I wrote two pieces five years ago for the Dallas Morning News, when a 100% tariff was being threatened. (HERE and HERE) Then, as now, the wine community braced for disruption. Fortunately, then it wasn’t long lasting, although there were residual levies which stuck around (HERE). I also wrote a piece on this blog about strategies which would be a good primer (HERE), again for anyone interested. But fast forward to 2025, and there is more muddle and disorder in the world. And folks just aren’t drinking as much now as they were in the middle of a pandemic, where we were all trapped within the confines of our abodes.

But let’s do some basic blocking and tackling, starting with the distribution side. Basically, I’m breaking it down to the super large distribs (SGWS/RNDC, etc.) and the small and medium sized ones. The SGWS/RNDC’s of the world already have bloated warehouses. Their sales are down, due to lowered consumption, migrating to other drinks ( euphoric ones and otherwise), and stressed economic conditions (inflation, job losses, general malaise in the world). Older drinkers from the Boomer generation and on back aren’t drinking as much, because as one ages, one consumes less. And while the younger generations can’t wait for the Boomers et.al, to step off the planet, the oldsters are generally a healthier bunch than their for-bearers were.

If you talk to Gen X, Millennials and even Gen Z’ers, they are having to do more with less too. The wealth of the world has been consolidated so much to the billionaire/oligarch class, so now going to the store and spending $40 for a bottle of Cabernet is a stretch for many people, especially on a regular basis.

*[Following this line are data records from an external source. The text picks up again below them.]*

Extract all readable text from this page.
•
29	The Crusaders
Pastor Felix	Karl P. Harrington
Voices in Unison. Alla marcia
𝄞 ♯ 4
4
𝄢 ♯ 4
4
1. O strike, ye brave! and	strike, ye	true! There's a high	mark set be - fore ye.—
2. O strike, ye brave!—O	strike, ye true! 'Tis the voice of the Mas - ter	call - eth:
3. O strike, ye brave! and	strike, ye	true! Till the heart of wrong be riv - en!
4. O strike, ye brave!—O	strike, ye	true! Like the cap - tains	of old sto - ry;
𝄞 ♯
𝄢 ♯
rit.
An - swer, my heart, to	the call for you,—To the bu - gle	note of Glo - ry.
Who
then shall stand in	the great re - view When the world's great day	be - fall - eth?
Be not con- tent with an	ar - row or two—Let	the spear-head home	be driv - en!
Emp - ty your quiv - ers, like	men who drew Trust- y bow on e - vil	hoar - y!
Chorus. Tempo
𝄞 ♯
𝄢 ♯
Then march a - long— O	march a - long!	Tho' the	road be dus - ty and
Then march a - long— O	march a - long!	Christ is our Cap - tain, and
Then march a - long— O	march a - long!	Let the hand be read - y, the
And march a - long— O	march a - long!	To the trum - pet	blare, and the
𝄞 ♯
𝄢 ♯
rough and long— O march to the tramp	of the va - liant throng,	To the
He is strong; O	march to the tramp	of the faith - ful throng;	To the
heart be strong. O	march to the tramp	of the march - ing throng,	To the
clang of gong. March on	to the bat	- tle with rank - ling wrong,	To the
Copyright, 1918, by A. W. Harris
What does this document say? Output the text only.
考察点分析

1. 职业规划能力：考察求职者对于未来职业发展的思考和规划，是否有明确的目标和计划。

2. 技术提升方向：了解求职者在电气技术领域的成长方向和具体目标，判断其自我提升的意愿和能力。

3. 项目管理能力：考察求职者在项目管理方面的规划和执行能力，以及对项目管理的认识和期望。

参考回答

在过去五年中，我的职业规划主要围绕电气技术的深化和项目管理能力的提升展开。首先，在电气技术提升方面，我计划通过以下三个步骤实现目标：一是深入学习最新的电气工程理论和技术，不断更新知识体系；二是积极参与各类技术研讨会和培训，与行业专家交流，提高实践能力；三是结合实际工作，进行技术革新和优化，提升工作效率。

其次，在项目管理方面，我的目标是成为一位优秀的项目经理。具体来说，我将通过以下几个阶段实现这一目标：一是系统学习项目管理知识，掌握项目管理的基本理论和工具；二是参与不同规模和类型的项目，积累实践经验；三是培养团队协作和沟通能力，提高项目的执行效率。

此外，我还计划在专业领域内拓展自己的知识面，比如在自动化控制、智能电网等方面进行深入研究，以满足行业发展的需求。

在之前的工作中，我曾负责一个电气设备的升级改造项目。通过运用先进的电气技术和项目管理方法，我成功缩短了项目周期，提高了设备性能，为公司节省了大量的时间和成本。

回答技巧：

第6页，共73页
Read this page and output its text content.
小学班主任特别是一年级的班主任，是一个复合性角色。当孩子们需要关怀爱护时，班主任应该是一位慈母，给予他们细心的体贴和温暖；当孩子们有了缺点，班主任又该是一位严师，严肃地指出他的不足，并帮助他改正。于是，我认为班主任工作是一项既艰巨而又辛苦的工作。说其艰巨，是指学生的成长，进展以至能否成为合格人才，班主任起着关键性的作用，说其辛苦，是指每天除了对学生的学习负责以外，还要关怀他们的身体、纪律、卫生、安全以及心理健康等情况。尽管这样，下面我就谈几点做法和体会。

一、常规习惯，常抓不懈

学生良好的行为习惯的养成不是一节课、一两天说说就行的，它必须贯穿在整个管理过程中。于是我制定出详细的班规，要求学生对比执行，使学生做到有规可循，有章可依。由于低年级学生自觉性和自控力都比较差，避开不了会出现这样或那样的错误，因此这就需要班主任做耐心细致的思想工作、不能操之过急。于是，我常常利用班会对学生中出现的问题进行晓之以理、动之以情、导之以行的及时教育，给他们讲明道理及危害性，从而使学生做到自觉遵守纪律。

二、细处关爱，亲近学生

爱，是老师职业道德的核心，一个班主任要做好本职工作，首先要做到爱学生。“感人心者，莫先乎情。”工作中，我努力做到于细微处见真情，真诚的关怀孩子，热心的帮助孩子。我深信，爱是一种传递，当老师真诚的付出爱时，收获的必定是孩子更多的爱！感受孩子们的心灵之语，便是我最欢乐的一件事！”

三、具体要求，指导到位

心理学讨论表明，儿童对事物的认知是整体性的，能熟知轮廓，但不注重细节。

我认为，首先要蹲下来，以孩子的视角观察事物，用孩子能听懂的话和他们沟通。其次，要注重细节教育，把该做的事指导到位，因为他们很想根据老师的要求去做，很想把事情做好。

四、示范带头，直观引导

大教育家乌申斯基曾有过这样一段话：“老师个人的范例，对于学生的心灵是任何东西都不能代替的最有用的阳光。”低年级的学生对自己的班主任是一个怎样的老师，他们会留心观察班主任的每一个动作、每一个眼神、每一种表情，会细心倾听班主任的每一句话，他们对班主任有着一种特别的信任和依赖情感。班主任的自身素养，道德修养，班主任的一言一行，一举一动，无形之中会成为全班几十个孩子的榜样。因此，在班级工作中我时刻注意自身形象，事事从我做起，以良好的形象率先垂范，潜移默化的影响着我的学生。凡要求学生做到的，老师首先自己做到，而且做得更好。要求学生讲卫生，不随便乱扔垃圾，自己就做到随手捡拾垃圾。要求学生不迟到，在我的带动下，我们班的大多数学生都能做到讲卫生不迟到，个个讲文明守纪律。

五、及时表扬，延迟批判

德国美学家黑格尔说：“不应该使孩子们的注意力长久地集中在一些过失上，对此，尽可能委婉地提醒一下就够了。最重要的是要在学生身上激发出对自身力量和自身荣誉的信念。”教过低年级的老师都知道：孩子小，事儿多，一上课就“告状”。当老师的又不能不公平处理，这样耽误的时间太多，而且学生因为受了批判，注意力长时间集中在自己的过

Back to the large distributors. They have contracts with their larger suppliers to purchase a set amount of wine in a contractual year. They are obligated to buy the product. If not, the lawyers get involved. And in a downturn cycle, which is where we are, and with warehouses already bulging, something has got to give. One of the things that can happen, if this 200% tariff persists, will be large-scale discounting, in order to unclog the pipeline and make room for the new vintages that are coming. Most likely the lawyers will get involved as well, and re-negotiate the goals and/or work out some kind of an adjustment (like an FSA, a floor stock adjustment) or heavily discounted future purchases.) the larger importers will probably take a hit on their sales and their margins and their stocks will suffer and their investors will as well. Someone will pay for the tariffs.

The large distributors will also have to reduce their margins. And with automation barreling down the turnpike, most likely they will use this as an opportunity to reduce staff, starting with administrative workers, sales staff and middle management. They will also continue to consolidate the different sales divisions. Their larger supplier will not feel this as much as their small to medium ones. They will get pinched. Big fish swallows the littler ones. That’s the carbon life cycle.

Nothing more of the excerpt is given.